I would propose that in a mandate every MP had the choice of having one bill deemed votable that he can put forward and still be subject to a draw, or that he be given the choice of having three non-votable motions or bills so that he can have three hours of debate on things that he does not want to go forward but he wants a debate on. In that way there will be less votable bills overall going to committee.
When a bill comes forward to debate I think it is very important on private members' bills, if we really do believe that they should succeed and they really have merit, that there be genuine debate in this House. I have heard one member say that if it is a votable private member's bill there only needs to be two people who speak on it and then it should go to the committee.
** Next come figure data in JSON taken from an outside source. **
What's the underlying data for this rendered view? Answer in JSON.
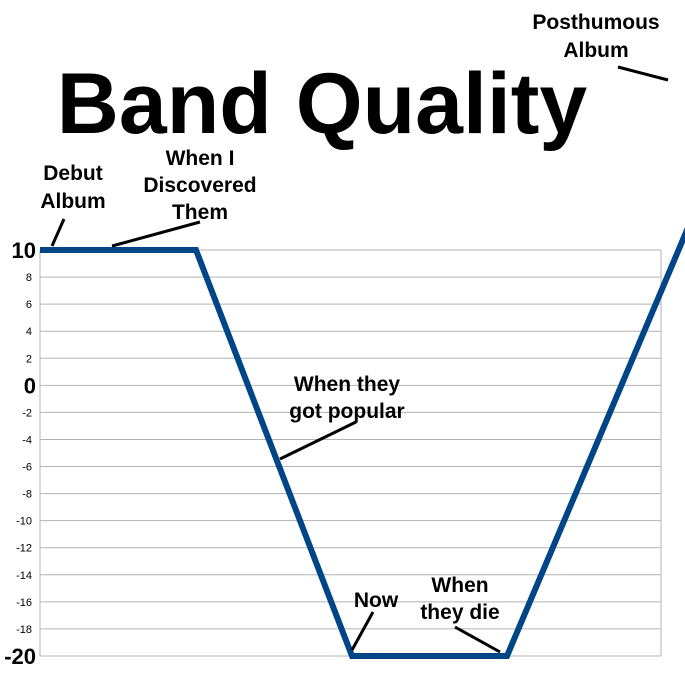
{
  "chart_data": {
    "type": "line",
    "title": "Band Quality",
    "xlabel": "",
    "ylabel": "",
    "ylim": [
      -20,
      10
    ],
    "grid": true,
    "legend": "none",
    "yticks": [
      {
        "value": 10,
        "label": "10",
        "emphasis": true
      },
      {
        "value": 8,
        "label": "8"
      },
      {
        "value": 6,
        "label": "6"
      },
      {
        "value": 4,
        "label": "4"
      },
      {
        "value": 2,
        "label": "2"
      },
      {
        "value": 0,
        "label": "0",
        "emphasis": true
      },
      {
        "value": -2,
        "label": "-2"
      },
      {
        "value": -4,
        "label": "-4"
      },
      {
        "value": -6,
        "label": "-6"
      },
      {
        "value": -8,
        "label": "-8"
      },
      {
        "value": -10,
        "label": "-10"
      },
      {
        "value": -12,
        "label": "-12"
      },
      {
        "value": -14,
        "label": "-14"
      },
      {
        "value": -16,
        "label": "-16"
      },
      {
        "value": -18,
        "label": "-18"
      },
      {
        "value": -20,
        "label": "-20",
        "emphasis": true
      }
    ],
    "series": [
      {
        "color": "#004586",
        "x": [
          0,
          1,
          2,
          3,
          4
        ],
        "y": [
          10,
          10,
          -20,
          -20,
          12
        ]
      }
    ],
    "annotations": [
      {
        "id": "debut-album",
        "lines": [
          "Debut",
          "Album"
        ]
      },
      {
        "id": "when-i-discovered-them",
        "lines": [
          "When I",
          "Discovered",
          "Them"
        ]
      },
      {
        "id": "when-they-got-popular",
        "lines": [
          "When they",
          "got popular"
        ]
      },
      {
        "id": "now",
        "lines": [
          "Now"
        ]
      },
      {
        "id": "when-they-die",
        "lines": [
          "When",
          "they die"
        ]
      },
      {
        "id": "posthumous-album",
        "lines": [
          "Posthumous",
          "Album"
        ]
      }
    ],
    "colors": {
      "line": "#004586",
      "grid": "#b3b3b3",
      "text": "#000000"
    }
  }
}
That is wrong. What we really need when it is private members' business and when it is a votable bill are questions and answers. What we have now is three hours of debate in which there are token speeches or there are real speeches but there is no debate. I think if we really believe in private members' bills, that they should have merit and they should go the whole distance, then we need to have debate.
I would also extend the hours of debate for private members' business. Again, if we really believe that it should succeed, then we have to have opportunities for that debate.
There are a lot of MPs that would rather spend less time here than more. I can tell you, speaking for myself, Mr. Chairman, I believe so passionately in this place and in private members' legislation that I would be quite happy to stay an extra week or an extra two weeks or stay extra hours in the day in order to have the private members' debates that we need.
I think it is very important that we consider formulas, ways in which we can have extended debate on a Friday, for example, or extended debate on a Monday, or even a special period for private members' business, maybe a couple of weeks even during the break in January or in June. I think it is a mistake if the House leaders rule on private members' business on the basis of those MPs who are not interested in the business of the House. I think it is very important that we serve those who have legislative initiatives that they want to put forward.
Just very quickly, I have four other points related to the general business of the House. I would like to see reports from committees when they are tabled by the committee chairman. I would like to see some words of debate with respect to them because what happens is today the chairman of the finance committee tabled the report of the finance committee. I do not know what it says and it just disappears. I really think it is important that something be said with respect to that.
On minutes of the committee, I would like the minutes of the committee to be properly hansarded and put on the Internet. It is not enough just to televise. It is very, very important to have the minutes of committees moved into the public domain as quickly as possible.
Finally, I would just say that like private members' business I think committee activity needs to be extended. As I proposed earlier tonight, I think there is much to be said for striking special committees that can sit when the House is not sitting and even pay those members to sit on those committees if necessary.